In January 1944 1st Canadian Infantry Division reverted to command of I Canadian Corps after seven months of campaigning in Sicily and Italy under a British Corps. The story of the division’s resentment toward the level of paperwork foisted on them by H.D.G. Crerar’s untried corps headquarters is legendary. Modern military historians assume this rancour is indicative of a 1914–18 mindset among Second World War Canadian senior officers which prevented them from adapting to the fast–paced nature of modern mechanized warfare in the 1940s.1 Ironically, much of that “paper–pushing” appears to have contributed to the Canadian Army’s victories over German forces in the great battles of 1944–45.

Among the most labourious administrative chores were the operational narratives and lessons learned reports requiring battle participants to analyze recent actions and draw conclusions for improving combat efficiency. These reports do indeed date back to the Great War. Most First World War historians agree that such documents were a key ingredient to the remarkable success of the Canadian Corps in 1915–1918.2

The following report was prepared by the 1st Canadian Divisional Artillery staff in late September 1944, during the brief pause between the breakthrough of the Gothic and Rimini Lines and the subsequent pursuit into the Po Valley. In the weeks prior to that pause, I Canadian Corps suffered their heaviest losses to date against the most determined German resistance encountered during the Italian Campaign. They also demonstrated remarkable military skill and professionalism, and won their greatest victories of the entire war.

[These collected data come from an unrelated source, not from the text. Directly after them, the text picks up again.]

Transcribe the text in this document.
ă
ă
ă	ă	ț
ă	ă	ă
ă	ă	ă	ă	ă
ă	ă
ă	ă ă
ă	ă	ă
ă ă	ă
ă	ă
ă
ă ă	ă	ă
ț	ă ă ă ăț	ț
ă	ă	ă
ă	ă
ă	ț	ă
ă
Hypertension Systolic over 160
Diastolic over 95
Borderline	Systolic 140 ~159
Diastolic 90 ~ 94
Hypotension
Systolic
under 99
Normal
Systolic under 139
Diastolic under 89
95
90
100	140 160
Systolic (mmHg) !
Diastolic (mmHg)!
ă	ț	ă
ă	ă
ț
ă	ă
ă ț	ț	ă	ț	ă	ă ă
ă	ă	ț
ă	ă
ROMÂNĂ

Readers may note that the report is tightly focussed on exacting every possible ounce of combat power out of an already effective organization. Continual refinements to the Anglo–Canadian system were essential given that Alliedforces in Italy usually possessed the barest minimum of resources necessary to accomplish their strategic mission of preventing German formations from withdrawing to more decisive fronts. Similar reports are found in the war diaries of all units and formations in the Canadian Army in the Second World War. What is most significant about this process is the rapidity with which recommended improvements were put into practice during subsequent operations.